Heikin-Ashi Reversal Patterns: A Contrarian Approach to Swing Trading
While Heikin-Ashi is primarily known as a trend-following tool, it can also be used to identify high-probability reversal patterns. This article explores a contrarian approach to swing trading, using Heikin-Ashi to spot trend exhaustion and enter trades at the beginning of a new trend.
Entry Rules
This strategy focuses on identifying Heikin-Ashi doji candles at key support and resistance levels.
- Long Entry: We identify a key support level (e.g., a previous swing low, a major moving average). We then look for a Heikin-Ashi doji to form at or near this level, followed by a strong bullish Heikin-Ashi candle. The entry is on the open of the candle following the strong bullish candle.

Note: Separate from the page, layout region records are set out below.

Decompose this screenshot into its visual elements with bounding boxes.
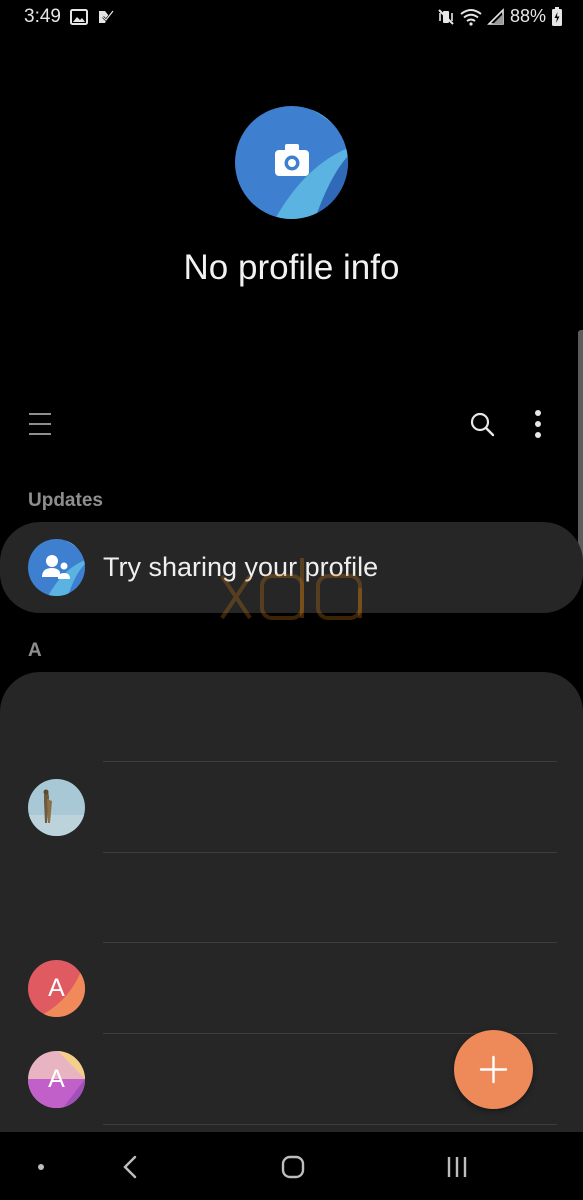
share-profile-card[interactable]: Try sharing your profile [0,522,583,613]
list-item[interactable] [0,762,583,852]
wifi-icon [460,8,482,26]
updates-header: Updates [28,490,103,511]
list-item[interactable] [0,853,583,943]
contact-initial: A [48,1065,65,1093]
contact-letter-avatar: A [28,1051,85,1108]
search-icon [470,412,495,437]
recents-button[interactable] [440,1150,474,1184]
menu-button[interactable] [26,410,54,438]
status-bar: 3:49 88% [0,0,583,36]
status-time: 3:49 [24,6,61,27]
back-icon [123,1155,137,1179]
home-button[interactable] [276,1150,310,1184]
status-left-icons [70,8,115,26]
share-profile-text: Try sharing your profile [103,552,379,582]
profile-title: No profile info [183,248,400,287]
contact-photo-avatar [28,779,85,836]
more-vertical-icon [535,410,541,438]
vibrate-mute-icon [438,8,454,25]
share-profile-icon [28,539,85,596]
battery-icon [552,6,562,26]
gallery-notification-icon [70,9,88,25]
back-button[interactable] [114,1150,148,1184]
list-item[interactable]: A [0,943,583,1033]
contacts-section-header: A [28,640,42,661]
more-options-button[interactable] [524,408,552,440]
checkmark-notification-icon [99,10,114,23]
hamburger-menu-icon [29,413,51,435]
contact-initial: A [48,974,65,1002]
contact-letter-avatar: A [28,960,85,1017]
search-button[interactable] [468,410,496,438]
list-item[interactable] [0,672,583,762]
add-icon [479,1055,508,1084]
navigation-bar [0,1132,583,1200]
camera-icon [235,106,348,219]
profile-avatar[interactable] [235,106,348,219]
status-right: 88% [437,6,563,27]
divider [103,1124,557,1125]
battery-percentage: 88% [509,6,546,26]
add-contact-button[interactable] [454,1030,533,1109]
scroll-indicator[interactable] [578,330,583,565]
nav-dot-button[interactable] [24,1150,58,1184]
nav-dot-icon [38,1164,44,1170]
signal-icon [487,7,504,25]
home-icon [281,1155,305,1179]
recents-icon [447,1157,467,1177]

- Short Entry: We identify a key resistance level. We look for a Heikin-Ashi doji to form at or near this level, followed by a strong bearish Heikin-Ashi candle. The entry is on the open of the candle following the strong bearish candle.
Exit Rules
- Initial Stop Loss: For a long position, the stop loss is placed below the low of the Heikin-Ashi doji. For a short position, it's placed above the high of the doji.
- Profit Target: We use a fixed profit target of 3R.
Stop Loss Placement
Stop loss placement is tight with this strategy, as we are looking for a quick reversal. The stop loss should be no more than 1% of the account balance.
Position Sizing
We use a fixed 1% risk per trade.
Risk Management
- Confirmation: We always wait for a strong confirmation candle before entering a trade. We never enter on the doji itself.
- Volume: We look for an increase in volume on the confirmation candle, which adds to the validity of the reversal signal.
Trade Management
Once a trade is open, we monitor it closely. If the trade doesn't move in our favor within three trading days, we will close it.
Psychology
Contrarian trading can be psychologically challenging, as you are going against the prevailing trend. It's important to have a high degree of confidence in your analysis and to be prepared for a lower win rate than with trend-following strategies. However, the reward-to-risk ratio on winning trades can be significantly higher.